大きな焚き火を囲むようにして座っていた人たちが、あたしとフーダさんに気付いてばらばらと立ち上がった。
こちらに駆け寄ってきそうな気配に足が竦む。
好意的な様子なのだけど、炎に照らされた顔は妙に迫力を増していて、怖い。

思わず顔が引きつった。
笑みを向けられているのに失礼だということは分かるけど、笑顔がうまく作れない。
こんな風にたくさんの男の人の視線を集めた経験など一度もなかったので、許してほしい。


「カサネが怖がるから、座ってろっつったろ」


呆れたようなレジィの声に、皆が反応する。
あたしも反応したうちの一人で、レジィの声にほっとしてしまった。


「ほら。あそこに長がいるから」


フーダさんが指差した先に、レジィとカインの姿があった。
レジィと目が合うと、ひらひらと手を振ってくれた。


「こっち来いよ、カサネ」

「あ、うん」


小走りでレジィの側に行った。レジィはあたしの姿をまじまじと見て、にか、と笑う。


「それ、セルファの作った服だろ? よく似合ってる。すげえ可愛い」

「え? あ、ありがと」


てらいもなく言われた言葉に赤面する。過剰な誉め言葉だと分かっていても、嬉しい。
さっきの分かりにくい誉め言葉よりも真っ直ぐな分、照れるけど。

レジィはカインとの間に空間を空けてくれて、そこに座るように促した。
カインの隣? と一瞬たじろいだ。
でも、みんなずっと待っていてくれたようだし、これ以上時間をとらせるのも悪い。
とりあえず言われるままに座ると、レジィが輪の面々を見渡した。


「じゃあ、改めて。

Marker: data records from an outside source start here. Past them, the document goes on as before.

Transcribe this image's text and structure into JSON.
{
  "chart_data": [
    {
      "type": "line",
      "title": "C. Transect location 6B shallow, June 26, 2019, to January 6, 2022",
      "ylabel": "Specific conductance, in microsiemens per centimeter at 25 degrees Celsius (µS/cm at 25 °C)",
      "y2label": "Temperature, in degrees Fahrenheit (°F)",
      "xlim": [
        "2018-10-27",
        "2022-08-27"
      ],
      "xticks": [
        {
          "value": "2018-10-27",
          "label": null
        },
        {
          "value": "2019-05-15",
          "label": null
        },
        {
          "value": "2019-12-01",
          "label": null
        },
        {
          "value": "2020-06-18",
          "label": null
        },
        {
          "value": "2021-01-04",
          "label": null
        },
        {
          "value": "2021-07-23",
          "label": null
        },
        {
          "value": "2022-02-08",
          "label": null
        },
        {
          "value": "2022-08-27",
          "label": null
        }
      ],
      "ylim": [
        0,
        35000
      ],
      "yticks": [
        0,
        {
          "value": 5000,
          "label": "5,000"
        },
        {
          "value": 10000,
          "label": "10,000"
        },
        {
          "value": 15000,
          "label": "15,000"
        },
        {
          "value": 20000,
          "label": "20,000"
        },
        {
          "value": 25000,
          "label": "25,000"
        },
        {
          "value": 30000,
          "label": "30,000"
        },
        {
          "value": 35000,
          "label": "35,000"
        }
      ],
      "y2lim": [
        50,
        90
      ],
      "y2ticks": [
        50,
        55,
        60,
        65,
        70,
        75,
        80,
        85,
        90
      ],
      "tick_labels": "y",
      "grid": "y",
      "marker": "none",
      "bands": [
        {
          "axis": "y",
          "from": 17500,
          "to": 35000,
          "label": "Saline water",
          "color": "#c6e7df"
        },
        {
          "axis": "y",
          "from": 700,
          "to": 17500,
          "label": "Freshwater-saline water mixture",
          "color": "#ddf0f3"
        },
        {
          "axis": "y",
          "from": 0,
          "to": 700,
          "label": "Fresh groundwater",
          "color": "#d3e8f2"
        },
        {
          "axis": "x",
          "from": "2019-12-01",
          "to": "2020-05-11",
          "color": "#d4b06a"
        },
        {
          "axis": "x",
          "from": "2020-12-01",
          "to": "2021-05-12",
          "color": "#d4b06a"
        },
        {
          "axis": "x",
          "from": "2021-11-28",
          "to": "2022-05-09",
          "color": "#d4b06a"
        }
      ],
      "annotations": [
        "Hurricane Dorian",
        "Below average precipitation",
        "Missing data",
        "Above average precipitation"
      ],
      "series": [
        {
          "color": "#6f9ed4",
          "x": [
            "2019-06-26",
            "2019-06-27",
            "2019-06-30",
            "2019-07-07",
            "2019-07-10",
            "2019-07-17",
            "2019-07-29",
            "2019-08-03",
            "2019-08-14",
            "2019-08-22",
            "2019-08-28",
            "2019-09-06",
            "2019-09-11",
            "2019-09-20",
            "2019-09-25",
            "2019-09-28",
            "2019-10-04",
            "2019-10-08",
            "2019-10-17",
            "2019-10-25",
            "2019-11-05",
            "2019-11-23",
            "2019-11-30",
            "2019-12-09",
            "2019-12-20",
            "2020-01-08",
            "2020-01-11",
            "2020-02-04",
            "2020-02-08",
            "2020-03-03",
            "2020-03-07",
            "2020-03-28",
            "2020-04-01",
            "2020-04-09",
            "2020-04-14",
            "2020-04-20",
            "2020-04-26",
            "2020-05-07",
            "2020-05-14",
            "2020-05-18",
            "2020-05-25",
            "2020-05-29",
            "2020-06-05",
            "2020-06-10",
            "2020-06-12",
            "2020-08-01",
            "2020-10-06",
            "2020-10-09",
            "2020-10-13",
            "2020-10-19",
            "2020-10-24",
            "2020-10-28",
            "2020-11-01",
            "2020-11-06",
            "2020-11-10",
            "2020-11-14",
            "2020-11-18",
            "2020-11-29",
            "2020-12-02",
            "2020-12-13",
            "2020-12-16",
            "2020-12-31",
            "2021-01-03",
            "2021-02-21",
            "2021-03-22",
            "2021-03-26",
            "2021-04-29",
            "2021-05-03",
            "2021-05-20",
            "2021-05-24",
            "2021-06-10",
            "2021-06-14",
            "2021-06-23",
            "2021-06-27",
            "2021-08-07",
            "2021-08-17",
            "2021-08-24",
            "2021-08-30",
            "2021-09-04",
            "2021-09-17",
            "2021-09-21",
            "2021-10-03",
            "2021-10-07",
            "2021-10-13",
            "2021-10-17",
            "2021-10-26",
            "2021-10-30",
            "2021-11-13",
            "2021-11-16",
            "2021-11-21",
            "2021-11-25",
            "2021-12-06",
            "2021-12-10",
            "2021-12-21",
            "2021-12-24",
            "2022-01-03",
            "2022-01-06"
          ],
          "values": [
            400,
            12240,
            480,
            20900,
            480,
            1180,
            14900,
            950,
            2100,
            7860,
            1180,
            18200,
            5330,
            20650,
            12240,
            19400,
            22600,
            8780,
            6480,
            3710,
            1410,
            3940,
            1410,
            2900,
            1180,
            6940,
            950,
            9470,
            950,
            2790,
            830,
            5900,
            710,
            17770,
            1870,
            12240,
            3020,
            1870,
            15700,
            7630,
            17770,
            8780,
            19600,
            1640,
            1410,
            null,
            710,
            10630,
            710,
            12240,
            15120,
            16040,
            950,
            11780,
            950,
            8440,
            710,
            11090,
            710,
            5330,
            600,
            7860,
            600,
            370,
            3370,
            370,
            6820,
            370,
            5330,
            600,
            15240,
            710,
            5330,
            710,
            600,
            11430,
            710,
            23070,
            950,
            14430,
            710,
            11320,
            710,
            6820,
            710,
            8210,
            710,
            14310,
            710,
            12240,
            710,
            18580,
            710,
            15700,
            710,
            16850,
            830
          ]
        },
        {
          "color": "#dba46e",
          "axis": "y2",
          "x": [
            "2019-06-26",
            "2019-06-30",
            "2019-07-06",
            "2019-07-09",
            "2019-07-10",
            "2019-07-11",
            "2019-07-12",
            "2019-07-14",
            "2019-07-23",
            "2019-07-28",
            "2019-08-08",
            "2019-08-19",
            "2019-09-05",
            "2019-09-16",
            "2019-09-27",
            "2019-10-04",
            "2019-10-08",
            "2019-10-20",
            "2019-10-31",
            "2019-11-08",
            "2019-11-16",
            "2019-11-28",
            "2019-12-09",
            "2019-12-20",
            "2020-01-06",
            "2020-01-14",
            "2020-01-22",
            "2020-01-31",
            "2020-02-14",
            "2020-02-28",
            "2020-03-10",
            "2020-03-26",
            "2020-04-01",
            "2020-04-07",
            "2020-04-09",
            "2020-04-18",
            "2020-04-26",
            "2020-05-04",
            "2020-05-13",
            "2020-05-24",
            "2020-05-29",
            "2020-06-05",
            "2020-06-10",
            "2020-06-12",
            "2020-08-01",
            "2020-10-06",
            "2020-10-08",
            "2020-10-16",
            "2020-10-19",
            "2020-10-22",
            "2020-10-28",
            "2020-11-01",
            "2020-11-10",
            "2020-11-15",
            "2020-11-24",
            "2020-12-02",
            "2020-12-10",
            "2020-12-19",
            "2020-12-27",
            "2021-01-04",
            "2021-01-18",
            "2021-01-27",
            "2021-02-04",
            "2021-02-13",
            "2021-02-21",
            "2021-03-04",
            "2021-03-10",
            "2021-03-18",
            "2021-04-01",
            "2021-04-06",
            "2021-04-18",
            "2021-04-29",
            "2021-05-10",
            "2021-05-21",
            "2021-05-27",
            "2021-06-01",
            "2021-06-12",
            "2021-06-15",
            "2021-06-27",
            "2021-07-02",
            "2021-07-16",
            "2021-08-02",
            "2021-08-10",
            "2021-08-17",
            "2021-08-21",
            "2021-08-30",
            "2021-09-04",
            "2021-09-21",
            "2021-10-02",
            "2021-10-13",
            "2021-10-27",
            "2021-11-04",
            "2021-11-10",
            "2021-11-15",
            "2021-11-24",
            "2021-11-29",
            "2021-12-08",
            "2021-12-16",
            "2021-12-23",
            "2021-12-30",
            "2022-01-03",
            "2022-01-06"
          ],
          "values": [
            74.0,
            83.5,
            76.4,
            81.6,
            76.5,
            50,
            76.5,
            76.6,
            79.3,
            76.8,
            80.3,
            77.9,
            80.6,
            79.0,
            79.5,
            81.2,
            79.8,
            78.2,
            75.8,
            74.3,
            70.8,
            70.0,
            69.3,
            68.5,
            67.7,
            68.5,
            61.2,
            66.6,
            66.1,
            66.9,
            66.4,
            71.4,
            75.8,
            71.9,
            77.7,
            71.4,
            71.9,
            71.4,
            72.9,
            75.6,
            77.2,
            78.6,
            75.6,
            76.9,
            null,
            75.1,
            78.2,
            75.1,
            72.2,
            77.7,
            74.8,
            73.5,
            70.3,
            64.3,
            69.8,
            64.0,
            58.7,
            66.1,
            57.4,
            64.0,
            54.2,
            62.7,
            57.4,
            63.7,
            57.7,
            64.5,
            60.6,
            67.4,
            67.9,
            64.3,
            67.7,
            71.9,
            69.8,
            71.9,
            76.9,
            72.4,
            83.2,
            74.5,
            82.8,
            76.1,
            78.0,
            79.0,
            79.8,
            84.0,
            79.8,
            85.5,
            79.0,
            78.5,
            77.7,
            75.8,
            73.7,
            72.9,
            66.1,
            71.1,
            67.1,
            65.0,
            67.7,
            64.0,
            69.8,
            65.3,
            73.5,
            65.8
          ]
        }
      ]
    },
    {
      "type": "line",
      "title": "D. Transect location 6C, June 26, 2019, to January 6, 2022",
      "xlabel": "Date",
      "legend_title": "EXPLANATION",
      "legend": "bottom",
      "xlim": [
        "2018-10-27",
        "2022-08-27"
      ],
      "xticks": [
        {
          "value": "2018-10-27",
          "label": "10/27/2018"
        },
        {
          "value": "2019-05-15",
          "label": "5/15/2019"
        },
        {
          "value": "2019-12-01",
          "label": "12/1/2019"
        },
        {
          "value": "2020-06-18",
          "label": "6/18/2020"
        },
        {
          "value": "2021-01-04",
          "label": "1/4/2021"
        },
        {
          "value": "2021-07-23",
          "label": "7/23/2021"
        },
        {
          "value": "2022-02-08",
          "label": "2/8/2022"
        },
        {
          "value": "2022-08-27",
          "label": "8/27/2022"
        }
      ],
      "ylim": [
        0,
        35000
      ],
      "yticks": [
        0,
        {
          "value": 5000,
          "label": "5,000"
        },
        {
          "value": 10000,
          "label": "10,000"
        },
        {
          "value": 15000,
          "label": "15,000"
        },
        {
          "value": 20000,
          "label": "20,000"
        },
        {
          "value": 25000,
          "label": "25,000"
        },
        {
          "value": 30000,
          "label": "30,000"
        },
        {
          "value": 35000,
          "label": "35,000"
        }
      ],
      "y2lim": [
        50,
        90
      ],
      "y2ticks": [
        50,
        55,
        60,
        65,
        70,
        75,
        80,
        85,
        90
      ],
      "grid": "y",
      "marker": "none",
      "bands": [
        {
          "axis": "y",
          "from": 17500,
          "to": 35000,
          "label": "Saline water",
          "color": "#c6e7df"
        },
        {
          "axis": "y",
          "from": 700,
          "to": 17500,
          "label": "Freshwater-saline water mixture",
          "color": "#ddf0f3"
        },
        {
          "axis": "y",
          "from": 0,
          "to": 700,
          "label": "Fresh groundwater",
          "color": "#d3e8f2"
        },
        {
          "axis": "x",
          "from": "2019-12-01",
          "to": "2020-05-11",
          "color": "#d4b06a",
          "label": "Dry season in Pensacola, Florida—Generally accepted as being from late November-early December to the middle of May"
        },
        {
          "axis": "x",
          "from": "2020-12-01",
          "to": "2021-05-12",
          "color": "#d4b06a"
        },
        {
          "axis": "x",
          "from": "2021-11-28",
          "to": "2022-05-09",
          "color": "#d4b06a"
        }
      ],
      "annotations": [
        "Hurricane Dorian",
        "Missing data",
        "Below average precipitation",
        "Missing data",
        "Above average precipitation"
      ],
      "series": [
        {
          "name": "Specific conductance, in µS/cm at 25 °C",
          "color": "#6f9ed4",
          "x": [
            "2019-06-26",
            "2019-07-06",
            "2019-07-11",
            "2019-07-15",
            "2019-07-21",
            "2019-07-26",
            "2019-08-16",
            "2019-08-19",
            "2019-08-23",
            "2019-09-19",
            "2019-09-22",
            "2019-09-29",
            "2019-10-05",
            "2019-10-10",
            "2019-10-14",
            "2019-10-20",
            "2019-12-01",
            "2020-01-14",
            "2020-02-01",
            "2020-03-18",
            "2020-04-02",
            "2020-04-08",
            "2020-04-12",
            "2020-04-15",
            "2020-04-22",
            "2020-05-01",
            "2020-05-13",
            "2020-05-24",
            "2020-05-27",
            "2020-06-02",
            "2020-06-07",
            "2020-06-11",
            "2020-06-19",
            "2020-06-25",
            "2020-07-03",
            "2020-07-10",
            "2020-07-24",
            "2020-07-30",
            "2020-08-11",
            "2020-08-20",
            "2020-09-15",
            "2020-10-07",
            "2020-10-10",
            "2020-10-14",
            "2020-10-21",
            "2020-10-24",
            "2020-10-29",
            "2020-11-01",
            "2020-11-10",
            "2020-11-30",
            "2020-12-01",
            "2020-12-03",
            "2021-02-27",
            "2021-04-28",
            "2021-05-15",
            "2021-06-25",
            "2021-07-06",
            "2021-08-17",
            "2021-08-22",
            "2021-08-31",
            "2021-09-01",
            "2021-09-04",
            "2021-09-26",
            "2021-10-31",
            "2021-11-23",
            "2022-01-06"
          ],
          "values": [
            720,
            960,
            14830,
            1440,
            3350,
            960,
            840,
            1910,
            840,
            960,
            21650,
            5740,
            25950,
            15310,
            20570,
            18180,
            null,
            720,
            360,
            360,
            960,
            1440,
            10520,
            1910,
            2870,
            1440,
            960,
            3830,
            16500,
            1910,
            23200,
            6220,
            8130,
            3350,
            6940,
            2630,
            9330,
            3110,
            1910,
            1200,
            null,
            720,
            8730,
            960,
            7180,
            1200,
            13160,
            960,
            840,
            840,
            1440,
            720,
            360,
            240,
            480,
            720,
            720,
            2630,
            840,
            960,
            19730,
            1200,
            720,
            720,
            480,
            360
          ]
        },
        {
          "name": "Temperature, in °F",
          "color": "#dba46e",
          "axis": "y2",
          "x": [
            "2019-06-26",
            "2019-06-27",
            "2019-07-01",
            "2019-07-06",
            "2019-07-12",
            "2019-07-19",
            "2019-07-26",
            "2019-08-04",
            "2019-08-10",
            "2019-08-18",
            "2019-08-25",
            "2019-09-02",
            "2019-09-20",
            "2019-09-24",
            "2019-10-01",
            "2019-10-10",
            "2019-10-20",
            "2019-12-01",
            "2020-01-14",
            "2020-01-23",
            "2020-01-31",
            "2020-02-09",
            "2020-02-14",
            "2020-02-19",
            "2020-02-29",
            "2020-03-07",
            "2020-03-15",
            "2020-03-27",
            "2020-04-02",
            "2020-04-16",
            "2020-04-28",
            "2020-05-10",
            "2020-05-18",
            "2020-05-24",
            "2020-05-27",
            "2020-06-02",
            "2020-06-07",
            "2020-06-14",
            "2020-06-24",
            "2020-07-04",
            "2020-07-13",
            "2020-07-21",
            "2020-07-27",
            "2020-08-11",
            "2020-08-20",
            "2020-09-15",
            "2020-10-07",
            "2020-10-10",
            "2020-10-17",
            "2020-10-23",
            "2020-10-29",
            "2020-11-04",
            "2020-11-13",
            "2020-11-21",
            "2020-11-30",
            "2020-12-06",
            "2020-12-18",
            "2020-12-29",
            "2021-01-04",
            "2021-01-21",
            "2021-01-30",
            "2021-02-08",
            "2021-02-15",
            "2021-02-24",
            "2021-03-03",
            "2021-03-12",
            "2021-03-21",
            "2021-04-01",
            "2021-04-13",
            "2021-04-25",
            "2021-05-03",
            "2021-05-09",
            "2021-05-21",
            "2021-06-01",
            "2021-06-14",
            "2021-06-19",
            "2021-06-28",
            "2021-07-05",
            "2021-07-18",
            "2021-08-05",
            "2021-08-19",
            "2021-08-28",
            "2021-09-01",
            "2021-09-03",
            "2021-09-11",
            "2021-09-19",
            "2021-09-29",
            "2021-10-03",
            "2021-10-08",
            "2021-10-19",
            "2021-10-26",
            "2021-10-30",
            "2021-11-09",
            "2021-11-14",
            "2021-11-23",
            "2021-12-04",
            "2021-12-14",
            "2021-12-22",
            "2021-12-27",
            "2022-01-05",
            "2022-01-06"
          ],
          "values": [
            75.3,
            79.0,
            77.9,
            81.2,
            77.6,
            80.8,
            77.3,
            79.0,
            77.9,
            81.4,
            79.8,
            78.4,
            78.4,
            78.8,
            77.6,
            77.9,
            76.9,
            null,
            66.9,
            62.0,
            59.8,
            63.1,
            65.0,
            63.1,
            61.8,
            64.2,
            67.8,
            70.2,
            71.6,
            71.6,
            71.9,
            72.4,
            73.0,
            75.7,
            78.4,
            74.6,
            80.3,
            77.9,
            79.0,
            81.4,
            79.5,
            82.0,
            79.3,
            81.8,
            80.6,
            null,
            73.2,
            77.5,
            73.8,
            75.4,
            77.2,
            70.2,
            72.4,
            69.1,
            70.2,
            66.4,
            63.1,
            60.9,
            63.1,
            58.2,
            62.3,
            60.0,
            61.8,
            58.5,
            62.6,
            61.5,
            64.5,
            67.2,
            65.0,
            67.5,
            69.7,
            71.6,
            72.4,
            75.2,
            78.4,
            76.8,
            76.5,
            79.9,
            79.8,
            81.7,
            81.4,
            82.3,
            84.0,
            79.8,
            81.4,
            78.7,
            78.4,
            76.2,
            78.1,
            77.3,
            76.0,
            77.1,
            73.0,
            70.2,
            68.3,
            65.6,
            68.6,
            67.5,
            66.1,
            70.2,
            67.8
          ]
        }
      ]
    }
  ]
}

彼女がカサネだ。サラの転生後であることは、カインが確認している。
サラの魂が戻ってきたことにより再び、リレトに死を与える為に行動できる。
穢れた命の糧にされた同胞たちの為に、奪われた邑を取り返す為に、皆の力を貸してもらいたい」


言い終えたレジィに賛同する声が、至るところから上がる。中には目頭を押さえている人の姿もある。